Free Sociology Textbooks: A New Batch of Contenders

Seeing Sociology

Those of you with long(ish) memories may recall the previous posts in a series that delivers a variety of slightly out-of-date sociology textbooks found gathering dust and mould in some unloved corners of the Internet to your desktop (Sociology Textbooks for Free and More Free Sociology Texts).

If you do remember them you’ll no-doubt be pleased to know that I’ve been out rummaging once more and have collected a further batch of out-of-print editions of once-loved textbooks-that-have-been-replaced-by-newer-shinier-versions.

And if you don’t, this should all come as a pleasant surprise.

As ever, I’ve held fast to only two basic criteria when selecting the books (three if you count the fact that there’s not, in truth, a great deal of selecting going on behind the scenes, or four if you include the proviso they must be freely available “somewhere on the web” – i.e. I’m just the messenger bringing them to you).

The first is they need to have been published in the 21st century (arbitrary I know, but you have to draw the line somewhere and that’s where I’ve drawn it).

The second is that they should be out-of-print. i.e. they’re not being sold anywhere or have been supplanted by newer versions.

The Textbooks

Sociology: The Core (2009) is an American textbook that covers most of the areas (crime, religion, family, education, social inequality and the like) familiar to a-level teachers with a few extras (organisations, power and politics, population and the environment) thrown-in for good measure.

Sociology: The Basics (2003) is less textbook (there are, for example, no pictures, test questions, key words or whatever) and more just a book of text (did you see what I did there?). That is, something you might like to pick-up and read rather than study. Not going to be everyone’s cup of tea. Obviously.

Seeing Sociology: An Introduction (2011): If you’re looking for a more-contemporary sociological textbook experience this might be exactly what you’re after – a textbook a la mode that contains all the bells-and-whistles you’ve come to demand at a price (nada) you’re willing to pay. Plus a bit of text to lighten-up all that visual imagery. I’m joking of course. There’s plenty of text here for everyone. Just not as much as in some books. As per, there’s coverage of all the usual suspects (family, deviance, education etc.) plus a lot more that you’ll never bother reading “because it’s not on the Specification” – unless you’re an American teacher / student.

In which case, welcome. Feel free to dig-in.

Giddens’ Sociology (2006): This is the 5th edition of the best-selling textbook that, if I was being sniffy, I’d say was more suited to introductory undergraduate level than a-level. Having said that, it has it’s admirers and there’s lots to like about it – not the least being that while there’s some concessions to the Specification at which it’s nominally aimed (there are chapters on education, family, crime, inequality and so forth), much of it reads like Giddens just having a good time. Which, all things considered, is no bad thing.

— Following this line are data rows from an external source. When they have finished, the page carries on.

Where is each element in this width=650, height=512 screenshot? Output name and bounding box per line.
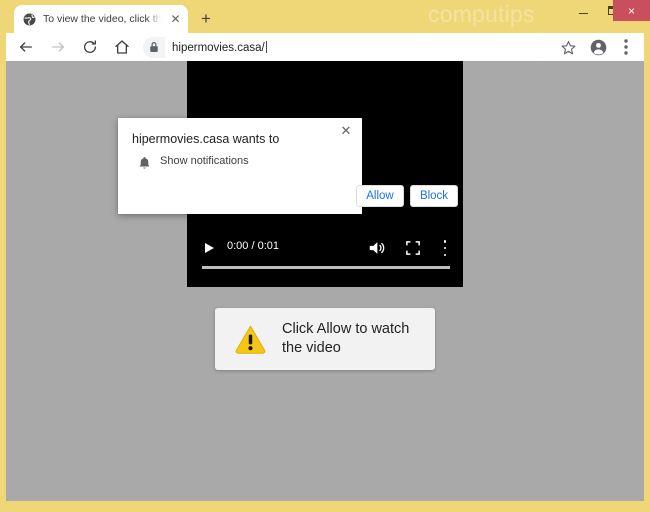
globe-icon bbox=[23, 13, 36, 26]
address-bar[interactable]: hipermovies.casa/ bbox=[143, 37, 548, 58]
watermark-text: computips bbox=[428, 1, 535, 28]
new-tab-button[interactable]: + bbox=[196, 9, 216, 29]
permission-option-label: Show notifications bbox=[160, 155, 249, 167]
address-bar-input[interactable]: hipermovies.casa/ bbox=[165, 37, 548, 58]
page-viewport: 0:00 / 0:01 bbox=[6, 61, 644, 501]
tab-title: To view the video, click the Allow bbox=[43, 13, 161, 25]
close-icon: × bbox=[628, 5, 635, 17]
bookmark-star-icon[interactable] bbox=[556, 35, 580, 59]
browser-tab[interactable]: To view the video, click the Allow ✕ bbox=[14, 5, 188, 33]
dialog-title: hipermovies.casa wants to bbox=[132, 132, 279, 146]
browser-toolbar: hipermovies.casa/ bbox=[6, 33, 644, 61]
reload-icon[interactable] bbox=[78, 35, 102, 59]
profile-avatar-icon[interactable] bbox=[586, 35, 610, 59]
warning-banner: Click Allow to watch the video bbox=[215, 308, 435, 370]
video-control-bar: 0:00 / 0:01 bbox=[187, 235, 463, 277]
back-arrow-icon[interactable] bbox=[14, 35, 38, 59]
dot bbox=[444, 247, 447, 250]
window-close-button[interactable]: × bbox=[613, 0, 650, 21]
dialog-close-icon[interactable]: ✕ bbox=[338, 123, 354, 139]
fullscreen-icon[interactable] bbox=[406, 241, 420, 255]
window-minimize-button[interactable] bbox=[568, 0, 598, 21]
bell-icon bbox=[138, 156, 151, 170]
browser-window: computips × To view the video, click the… bbox=[0, 0, 650, 512]
lock-icon[interactable] bbox=[143, 37, 165, 58]
dot bbox=[444, 254, 447, 257]
warning-text: Click Allow to watch the video bbox=[282, 320, 409, 358]
play-icon[interactable] bbox=[205, 243, 214, 253]
text-caret bbox=[266, 41, 267, 53]
home-icon[interactable] bbox=[110, 35, 134, 59]
warning-triangle-icon bbox=[234, 324, 267, 354]
allow-button[interactable]: Allow bbox=[356, 185, 404, 207]
minimize-icon bbox=[579, 13, 588, 14]
volume-icon[interactable] bbox=[368, 240, 386, 256]
url-text: hipermovies.casa/ bbox=[172, 41, 267, 54]
block-button[interactable]: Block bbox=[410, 185, 458, 207]
tab-close-icon[interactable]: ✕ bbox=[169, 13, 182, 26]
video-time-display: 0:00 / 0:01 bbox=[227, 240, 279, 252]
chrome-menu-icon[interactable] bbox=[614, 35, 638, 59]
notification-permission-dialog: ✕ hipermovies.casa wants to Show notific… bbox=[118, 118, 362, 214]
video-progress-bar[interactable] bbox=[202, 266, 450, 269]
dot bbox=[444, 240, 447, 243]
video-more-options-icon[interactable] bbox=[443, 240, 447, 256]
forward-arrow-icon bbox=[46, 35, 70, 59]
title-bar: computips × To view the video, click the… bbox=[0, 0, 650, 33]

Sociology (2008) This is the 12th edition of the long-running Macionis text (it’s now in its 17th or 18th – I lose count – edition). If you’ve never chanced across this text before, Macionis is basically the American equivalent of Haralambos and it contains everything you’d expect and more from such a description – lots and lots of lovely text with a few test questions and pictures thrown in to highlight just how much text there actually is in this book. As with all the American texts featured here the focus is resolutely on America (Baby), so if you can handle this big bold dose of ethnocentrism this is the book for you.

CIE Sociology Coursebook

Sociology: The Essentials (2000): In a slight detour away from “the textbook” focus, this is the Cliffs Notes version of Sociology, which basically means it’s a revision text from back in the day when “revision text” meant big long lists of “essential information” and pictures were for wimps. It’s getting a bit dated now, particularly the statistical data, and the focus, as ever, is Strictly American – but having said that it’s a useful little supplementary text.

Possibly.

Cambridge International AS and A Level Sociology Coursebook (2014): Although I said somewhere near the start of this post that I only had two rules for posting the textbooks on this page (21st century and out-of-print editions only in case you’re the kind of odd individual who reads posts from the bottom up), I’ve made an exception for this text because although it’s still in print the publisher, CUP, seems to have made some free chapters available:

1.The sociological perspective.

2. Socialisation and the creation of social identity.

3. Research methods – although for some unknown reason (the photocopier ran out of toner? the minion assigned to the task had to leave work early?) it ends rather abruptly and mysteriously half way through. Once someone realised their mistake they obviously decided to chuck in Chapter 8: The mass media as some sort of perverse bonus.

Anyway, since I wrote it, you’re welcome to it.